Le régulateur indien SEBI a interdit l’accès au marché des valeurs mobilières à sept individus, dont Hemant Gupta, ce vendredi 22 mai 2026. Accusés de manipulation de cours via les réseaux sociaux, le groupe aurait orchestré un vaste système de « pump-and-dump » ciblant 82 petites entreprises cotées sur les plateformes de petites et moyennes entreprises (SME).
L’orchestration des comptes @WealthSolitaire et @desiwallstreet
L’enquête de la Securities and Exchange Board of India (SEBI) met en lumière une stratégie de manipulation de marché sophistiquée, utilisant principalement les plateformes X, WhatsApp et Telegram. Les autorités ont identifié les comptes @WealthSolitaire et @desiwallstreet comme les vecteurs principaux de cette opération. D’après Moneycontrol.com, ces comptes diffusaient des recommandations d’achat agressives sur des titres de petites et moyennes capitalisations, incitant les investisseurs particuliers à entrer sur le marché.
Le mode opératoire suivait un schéma classique mais dévastateur : les acteurs accumulaient des positions sur des titres à faible liquidité avant de publier leurs conseils de placement. Une fois que l’intérêt des particuliers faisait grimper les cours, les accusés revendaient leurs titres à des prix artificiellement gonflés. Selon un rapport de NDTV Profit, Hemant Gupta aurait orchestré cette manœuvre avec l’aide de son épouse, de son ex-épouse et de ses quatre enfants, transformant des canaux de discussion privés en outils de manipulation massive.
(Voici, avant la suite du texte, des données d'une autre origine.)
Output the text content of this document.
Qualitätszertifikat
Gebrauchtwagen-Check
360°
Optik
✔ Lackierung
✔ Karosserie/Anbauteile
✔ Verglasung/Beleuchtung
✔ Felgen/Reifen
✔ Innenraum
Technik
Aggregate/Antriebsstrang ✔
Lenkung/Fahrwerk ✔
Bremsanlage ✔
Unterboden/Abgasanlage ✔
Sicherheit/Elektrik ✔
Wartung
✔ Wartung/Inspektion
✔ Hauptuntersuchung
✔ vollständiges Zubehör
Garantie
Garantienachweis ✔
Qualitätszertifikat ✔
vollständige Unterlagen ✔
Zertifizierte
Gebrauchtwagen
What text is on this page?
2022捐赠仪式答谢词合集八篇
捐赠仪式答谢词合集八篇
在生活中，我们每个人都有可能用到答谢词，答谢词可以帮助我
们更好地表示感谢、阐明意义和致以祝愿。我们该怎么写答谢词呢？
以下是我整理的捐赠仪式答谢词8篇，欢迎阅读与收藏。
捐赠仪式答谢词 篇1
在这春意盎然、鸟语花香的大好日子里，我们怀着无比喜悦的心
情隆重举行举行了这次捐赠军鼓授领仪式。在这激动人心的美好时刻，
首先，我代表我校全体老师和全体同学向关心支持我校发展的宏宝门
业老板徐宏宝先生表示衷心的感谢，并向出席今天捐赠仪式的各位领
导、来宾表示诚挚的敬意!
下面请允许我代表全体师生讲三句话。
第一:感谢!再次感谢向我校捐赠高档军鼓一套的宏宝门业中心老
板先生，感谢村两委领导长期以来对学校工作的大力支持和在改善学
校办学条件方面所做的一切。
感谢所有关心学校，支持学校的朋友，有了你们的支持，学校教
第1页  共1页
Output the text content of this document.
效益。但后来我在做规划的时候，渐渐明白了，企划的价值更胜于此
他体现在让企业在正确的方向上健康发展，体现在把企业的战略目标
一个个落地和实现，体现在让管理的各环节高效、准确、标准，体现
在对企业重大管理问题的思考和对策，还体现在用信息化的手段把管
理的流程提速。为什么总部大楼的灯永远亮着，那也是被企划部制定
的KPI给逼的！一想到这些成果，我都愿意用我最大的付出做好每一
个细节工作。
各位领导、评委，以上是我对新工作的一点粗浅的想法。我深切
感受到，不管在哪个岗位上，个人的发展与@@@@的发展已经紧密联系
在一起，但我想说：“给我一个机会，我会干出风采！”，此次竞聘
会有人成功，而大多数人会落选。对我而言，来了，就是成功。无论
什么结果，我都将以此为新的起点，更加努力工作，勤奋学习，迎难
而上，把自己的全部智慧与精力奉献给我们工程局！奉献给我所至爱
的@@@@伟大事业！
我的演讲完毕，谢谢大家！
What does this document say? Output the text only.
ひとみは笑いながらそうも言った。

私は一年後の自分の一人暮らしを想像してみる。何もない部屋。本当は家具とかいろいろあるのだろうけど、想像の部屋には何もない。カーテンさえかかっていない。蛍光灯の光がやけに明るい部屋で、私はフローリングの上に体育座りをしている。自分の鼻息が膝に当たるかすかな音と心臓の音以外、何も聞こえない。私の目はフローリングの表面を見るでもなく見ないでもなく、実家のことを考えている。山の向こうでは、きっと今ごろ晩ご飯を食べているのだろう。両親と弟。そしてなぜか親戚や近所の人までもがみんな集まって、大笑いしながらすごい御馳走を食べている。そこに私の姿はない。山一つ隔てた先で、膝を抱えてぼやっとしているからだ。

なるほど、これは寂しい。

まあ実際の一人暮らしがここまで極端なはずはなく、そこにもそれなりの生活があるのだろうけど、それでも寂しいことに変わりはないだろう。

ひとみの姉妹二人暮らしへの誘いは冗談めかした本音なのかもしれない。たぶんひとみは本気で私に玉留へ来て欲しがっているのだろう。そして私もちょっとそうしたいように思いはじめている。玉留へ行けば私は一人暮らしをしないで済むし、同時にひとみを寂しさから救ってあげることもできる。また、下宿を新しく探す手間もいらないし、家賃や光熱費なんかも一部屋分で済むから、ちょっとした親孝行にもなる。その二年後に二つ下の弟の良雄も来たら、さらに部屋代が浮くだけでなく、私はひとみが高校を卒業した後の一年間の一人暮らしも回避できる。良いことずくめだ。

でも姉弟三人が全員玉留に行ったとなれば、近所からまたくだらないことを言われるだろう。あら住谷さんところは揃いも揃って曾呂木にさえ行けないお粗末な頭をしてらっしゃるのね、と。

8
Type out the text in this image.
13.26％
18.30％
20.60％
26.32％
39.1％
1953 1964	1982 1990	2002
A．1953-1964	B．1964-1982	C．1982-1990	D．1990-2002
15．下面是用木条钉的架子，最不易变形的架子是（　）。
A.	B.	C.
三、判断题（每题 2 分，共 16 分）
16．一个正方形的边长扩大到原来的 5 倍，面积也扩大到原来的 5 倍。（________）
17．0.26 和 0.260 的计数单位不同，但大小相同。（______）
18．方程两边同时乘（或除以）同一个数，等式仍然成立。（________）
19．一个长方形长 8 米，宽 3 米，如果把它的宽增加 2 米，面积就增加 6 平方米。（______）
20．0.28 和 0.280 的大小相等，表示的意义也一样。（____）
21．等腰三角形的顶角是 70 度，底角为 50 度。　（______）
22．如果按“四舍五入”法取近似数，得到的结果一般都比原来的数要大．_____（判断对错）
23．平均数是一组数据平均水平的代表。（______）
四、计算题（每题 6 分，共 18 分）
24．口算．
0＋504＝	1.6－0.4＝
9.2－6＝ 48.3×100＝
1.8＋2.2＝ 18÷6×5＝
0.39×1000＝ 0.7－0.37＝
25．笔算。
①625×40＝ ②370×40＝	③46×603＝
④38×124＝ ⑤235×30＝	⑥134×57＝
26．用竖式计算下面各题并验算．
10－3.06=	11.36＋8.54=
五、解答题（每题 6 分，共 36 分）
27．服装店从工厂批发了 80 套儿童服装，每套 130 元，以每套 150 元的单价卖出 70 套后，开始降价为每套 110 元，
L’enquête a désigné Hemant Gupta, Rohan Gupta et Aniket Gupta comme les principaux opérateurs et administrateurs de ces groupes de recommandation. Sharon Gupta, Leana Gupta, Rajani Gupta et Purvangi Gupta sont également impliquées en tant que bénéficiaires de ces profits.
Une explosion des profits et des volumes de transaction
L’ampleur de la fraude est palpable dans l’évolution fulgurante des données de transaction entre la période de référence et la période d’examen de la SEBI. Les volumes et les rendements ont connu une croissance qui témoigne de l’efficacité de leur système de gonflement des cours.
| Indicateur financier | Période précédente | Période d’examen | Variation |
|---|---|---|---|
| Valeur brute des transactions | 548,62 crore Rs | 1 023,40 crore Rs | +86 % |
| Profits réalisés (positions clôturées) | 17,06 crore Rs | 58,40 crore Rs | +242 % |
Au-delà de ces statistiques, comme l’indique Yahoo Finance, la manipulation a touché jusqu’à 82 sociétés différentes. Les gains illicites présumés dépassent les 200 millions de roupies (soit environ 2,09 millions de dollars, sur la base d’un taux de 95,69 roupies pour un dollar), bien que ce montant puisse être réévalué à l’issue de l’enquête. La SEBI a déjà procédé à l’impoundation de 20,25 crore Rs de gains.
Parmi les bénéficiaires, Rohan Gupta et Sharon Gupta se distinguent, ayant réalisé des profits combinés s’élevant à près de 50 crore Rs.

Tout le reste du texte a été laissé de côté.